さておき、とりあえず質問を伝え、妹がまばたきしないかじっと見つめてみるが――
「だー」
「うんうん」
こちらの質問はまるっきり意に介さず、妹は僕に手を伸ばし、僕の頬をぺちぺち叩いてくる。
「やっぱり違うんじゃない?」
「まぁ前世の記憶があるのなら、ここまで無邪気に赤ちゃんらしい振る舞いはできない気もします」
確かにそうだね。僕もそうだった。

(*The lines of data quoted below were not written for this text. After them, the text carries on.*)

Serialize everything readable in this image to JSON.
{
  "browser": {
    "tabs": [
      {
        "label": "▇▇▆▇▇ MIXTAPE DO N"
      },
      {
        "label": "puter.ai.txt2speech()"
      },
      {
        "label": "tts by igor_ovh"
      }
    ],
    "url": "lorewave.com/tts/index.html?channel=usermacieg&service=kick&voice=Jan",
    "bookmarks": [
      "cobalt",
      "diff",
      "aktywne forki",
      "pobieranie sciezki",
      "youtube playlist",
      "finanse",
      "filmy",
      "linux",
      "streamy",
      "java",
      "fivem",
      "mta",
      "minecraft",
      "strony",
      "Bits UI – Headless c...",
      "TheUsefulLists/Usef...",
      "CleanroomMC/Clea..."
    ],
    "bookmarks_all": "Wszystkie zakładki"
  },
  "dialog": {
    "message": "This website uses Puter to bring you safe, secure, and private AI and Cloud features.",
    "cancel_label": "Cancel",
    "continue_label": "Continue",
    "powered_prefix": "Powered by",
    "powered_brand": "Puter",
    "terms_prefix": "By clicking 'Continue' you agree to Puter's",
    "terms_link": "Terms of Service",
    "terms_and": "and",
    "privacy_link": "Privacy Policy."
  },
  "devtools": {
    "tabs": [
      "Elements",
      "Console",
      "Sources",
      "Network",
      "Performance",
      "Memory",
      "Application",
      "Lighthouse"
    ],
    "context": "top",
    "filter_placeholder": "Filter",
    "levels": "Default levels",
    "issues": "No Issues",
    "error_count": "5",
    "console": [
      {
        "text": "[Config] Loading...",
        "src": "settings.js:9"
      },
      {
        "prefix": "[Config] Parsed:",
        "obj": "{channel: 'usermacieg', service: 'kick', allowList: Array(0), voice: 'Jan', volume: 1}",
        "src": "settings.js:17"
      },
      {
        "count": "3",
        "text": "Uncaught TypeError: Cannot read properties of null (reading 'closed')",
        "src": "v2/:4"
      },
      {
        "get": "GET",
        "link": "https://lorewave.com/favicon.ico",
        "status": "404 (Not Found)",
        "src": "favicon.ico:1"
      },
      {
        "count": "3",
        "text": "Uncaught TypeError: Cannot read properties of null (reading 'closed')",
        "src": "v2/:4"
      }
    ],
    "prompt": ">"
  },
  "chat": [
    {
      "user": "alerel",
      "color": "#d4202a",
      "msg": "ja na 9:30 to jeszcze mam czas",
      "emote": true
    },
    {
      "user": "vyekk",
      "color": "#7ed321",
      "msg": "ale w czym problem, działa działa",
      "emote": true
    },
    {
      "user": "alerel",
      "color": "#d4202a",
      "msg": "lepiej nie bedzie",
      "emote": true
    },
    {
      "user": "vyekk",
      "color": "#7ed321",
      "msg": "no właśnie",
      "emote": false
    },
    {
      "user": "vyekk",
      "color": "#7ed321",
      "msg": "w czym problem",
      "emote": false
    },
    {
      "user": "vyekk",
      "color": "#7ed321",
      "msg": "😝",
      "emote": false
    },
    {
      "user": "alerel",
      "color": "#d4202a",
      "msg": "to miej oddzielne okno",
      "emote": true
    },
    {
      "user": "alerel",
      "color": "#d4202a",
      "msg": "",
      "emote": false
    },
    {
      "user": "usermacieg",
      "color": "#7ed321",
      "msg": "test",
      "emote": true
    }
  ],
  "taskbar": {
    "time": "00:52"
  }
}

赤ちゃんらしい振る舞いに迷ったし、それであんまり喋らないことを母に心配された記憶もある。
「そして、ここまで無邪気にお祖父様のシリーズを喜んだりはしない気がします」
「あー、まぁそうなんだろうねぇ……」
無邪気な赤ちゃんだからこそ喜べる物で、そうじゃなければ困惑と戸惑いしか生まないシリーズかもしれん……。
「……むしろ、これで本当に妹が異世界転生者だとしたら大変だ。今もしっかり冷静に論理的に僕を見ていることになるわけでしょう?」
「そうなりますね」
「父親の頭部を模した玩具を次々と開発して提供してくる兄とか……。やばい人だと思われてしまうじゃないか……」
冷静に論理的に考えて、やばい兄だと思われてしまう可能性が……。